We have a relative who passed away in her 40s from cancer. She married a man that couldn’t get out from under substance abuse. They had two beautiful daughters, and he was seldom home, sometimes because he was in jail or because it was better that he wasn’t around.  

When this precious woman died, people in the local jail informed her husband of her death. Imagine – two girls, one pre-teen, and one in high school now on their own without a soul in sight to care for them.  

The heartache had to be deep from not only losing their mom, but also their home, then realize their friends from school will be gone once they are in “the system.” The one living grandmother of these girls was already caring for her aging mother in a small apartment. There was no space or finances to care for two teens, and it would not have been a suitable environment for the girls either – what then?  

The system took over, and thankfully, a wonderful, single cousin of their mother volunteered to change her lifestyle to accommodate raising children unexpectedly in her mid-30s – teens no less. She was their godmother and committed to her cousin and God that when these girls were babies, she would nurture and care for them if the need ever came about.  

I can’t think of many young women at that age willing to take on that kind of responsibility. Of course, the two girls in the foster system were thrilled, even though they had to move from their home and school to another town.  

Their father is still in and out of jail and substance abuse, and he is still not capable of raising these young women. What a relief to our family that these girls are well-loved, looked after and blessed with the sacrifice from their mother’s cousin. Somewhat of a stretch in the blood-relative line, but it certainly is a family by choice.  

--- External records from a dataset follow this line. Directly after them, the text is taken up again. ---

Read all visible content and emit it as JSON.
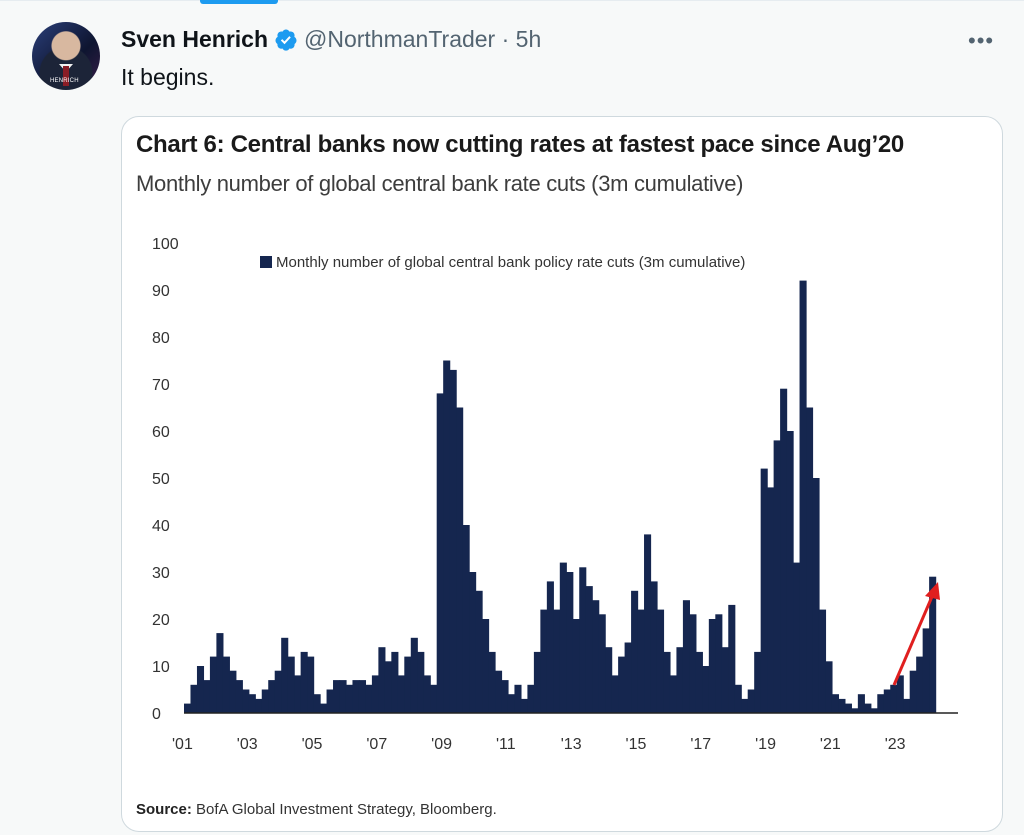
{
  "tweet": {
    "author_name": "Sven Henrich",
    "handle_time": "@NorthmanTrader · 5h",
    "text": "It begins.",
    "avatar_tag": "HENRICH",
    "more_label": "•••"
  },
  "colors": {
    "accent": "#1d9bf0",
    "bar": "#15264f",
    "arrow": "#e01f1f"
  },
  "chart_data": {
    "type": "bar",
    "title": "Chart 6: Central banks now cutting rates at fastest pace since Aug’20",
    "subtitle": "Monthly number of global central bank rate cuts (3m cumulative)",
    "source_label": "Source:",
    "source_text": "BofA Global Investment Strategy, Bloomberg.",
    "series": [
      {
        "name": "Monthly number of global central bank policy rate cuts (3m cumulative)",
        "points": [
          [
            2001.0,
            2
          ],
          [
            2001.2,
            6
          ],
          [
            2001.4,
            10
          ],
          [
            2001.6,
            7
          ],
          [
            2001.8,
            12
          ],
          [
            2002.0,
            17
          ],
          [
            2002.2,
            12
          ],
          [
            2002.4,
            9
          ],
          [
            2002.6,
            7
          ],
          [
            2002.8,
            5
          ],
          [
            2003.0,
            4
          ],
          [
            2003.2,
            3
          ],
          [
            2003.4,
            5
          ],
          [
            2003.6,
            7
          ],
          [
            2003.8,
            9
          ],
          [
            2004.0,
            16
          ],
          [
            2004.2,
            12
          ],
          [
            2004.4,
            8
          ],
          [
            2004.6,
            13
          ],
          [
            2004.8,
            12
          ],
          [
            2005.0,
            4
          ],
          [
            2005.2,
            2
          ],
          [
            2005.4,
            5
          ],
          [
            2005.6,
            7
          ],
          [
            2005.8,
            7
          ],
          [
            2006.0,
            6
          ],
          [
            2006.2,
            7
          ],
          [
            2006.4,
            7
          ],
          [
            2006.6,
            6
          ],
          [
            2006.8,
            8
          ],
          [
            2007.0,
            14
          ],
          [
            2007.2,
            11
          ],
          [
            2007.4,
            13
          ],
          [
            2007.6,
            8
          ],
          [
            2007.8,
            12
          ],
          [
            2008.0,
            16
          ],
          [
            2008.2,
            13
          ],
          [
            2008.4,
            8
          ],
          [
            2008.6,
            6
          ],
          [
            2008.8,
            68
          ],
          [
            2009.0,
            75
          ],
          [
            2009.2,
            73
          ],
          [
            2009.4,
            65
          ],
          [
            2009.6,
            40
          ],
          [
            2009.8,
            30
          ],
          [
            2010.0,
            26
          ],
          [
            2010.2,
            20
          ],
          [
            2010.4,
            13
          ],
          [
            2010.6,
            9
          ],
          [
            2010.8,
            7
          ],
          [
            2011.0,
            4
          ],
          [
            2011.2,
            6
          ],
          [
            2011.4,
            3
          ],
          [
            2011.6,
            6
          ],
          [
            2011.8,
            13
          ],
          [
            2012.0,
            22
          ],
          [
            2012.2,
            28
          ],
          [
            2012.4,
            22
          ],
          [
            2012.6,
            32
          ],
          [
            2012.8,
            30
          ],
          [
            2013.0,
            20
          ],
          [
            2013.2,
            31
          ],
          [
            2013.4,
            27
          ],
          [
            2013.6,
            24
          ],
          [
            2013.8,
            21
          ],
          [
            2014.0,
            14
          ],
          [
            2014.2,
            8
          ],
          [
            2014.4,
            12
          ],
          [
            2014.6,
            15
          ],
          [
            2014.8,
            26
          ],
          [
            2015.0,
            22
          ],
          [
            2015.2,
            38
          ],
          [
            2015.4,
            28
          ],
          [
            2015.6,
            22
          ],
          [
            2015.8,
            13
          ],
          [
            2016.0,
            8
          ],
          [
            2016.2,
            14
          ],
          [
            2016.4,
            24
          ],
          [
            2016.6,
            21
          ],
          [
            2016.8,
            13
          ],
          [
            2017.0,
            10
          ],
          [
            2017.2,
            20
          ],
          [
            2017.4,
            21
          ],
          [
            2017.6,
            14
          ],
          [
            2017.8,
            23
          ],
          [
            2018.0,
            6
          ],
          [
            2018.2,
            3
          ],
          [
            2018.4,
            5
          ],
          [
            2018.6,
            13
          ],
          [
            2018.8,
            52
          ],
          [
            2019.0,
            48
          ],
          [
            2019.2,
            58
          ],
          [
            2019.4,
            69
          ],
          [
            2019.6,
            60
          ],
          [
            2019.8,
            32
          ],
          [
            2020.0,
            92
          ],
          [
            2020.2,
            65
          ],
          [
            2020.4,
            50
          ],
          [
            2020.6,
            22
          ],
          [
            2020.8,
            11
          ],
          [
            2021.0,
            4
          ],
          [
            2021.2,
            3
          ],
          [
            2021.4,
            2
          ],
          [
            2021.6,
            1
          ],
          [
            2021.8,
            4
          ],
          [
            2022.0,
            2
          ],
          [
            2022.2,
            1
          ],
          [
            2022.4,
            4
          ],
          [
            2022.6,
            5
          ],
          [
            2022.8,
            6
          ],
          [
            2023.0,
            8
          ],
          [
            2023.2,
            3
          ],
          [
            2023.4,
            9
          ],
          [
            2023.6,
            12
          ],
          [
            2023.8,
            18
          ],
          [
            2024.0,
            29
          ]
        ]
      }
    ],
    "x_ticks": [
      "'01",
      "'03",
      "'05",
      "'07",
      "'09",
      "'11",
      "'13",
      "'15",
      "'17",
      "'19",
      "'21",
      "'23"
    ],
    "y_ticks": [
      "100",
      "90",
      "80",
      "70",
      "60",
      "50",
      "40",
      "30",
      "20",
      "10",
      "0"
    ],
    "xlim": [
      2001,
      2025.2
    ],
    "ylim": [
      0,
      100
    ],
    "grid": false,
    "legend_position": "top",
    "annotation": "red arrow pointing up toward the latest bar"
  }
}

Those who know a foster parent probably know that they are loving someone else’s children as best as they know how. These people will be putting up with the same fits of rage when the hormones hit at a certain age, but they, like any good parent, will work it out for the best of the child.  

These foster parents sacrifice an excess of their freedom to love and care for these oftentimes broken children who need hope, assurances and love constantly. One of my friends, a former nurse, now fosters babies born and left by mothers who are addicts. Once they can safely leave the hospital, she keeps each baby in her home, loving them the best she can until a family can be found to adopt the little one forever. It is a continually revolving door for her.  

She says she cries when they go, but it surely is a mix of tears of missing that child and those of relief that a young family is willing to love this special one themselves.  

Whenever you meet a foster parent, genuinely recognize and thank them for the service they are doing for the next generation of Americans. These foster parents are the reason orphanages aren’t in our country today. What a blessing they are to all of us.  

May God continue to watch over them and the children in their care. I am sure He does because, after all, every single one is His special creation. 

ED. NOTE: Amy Patsch writes from Ocean City.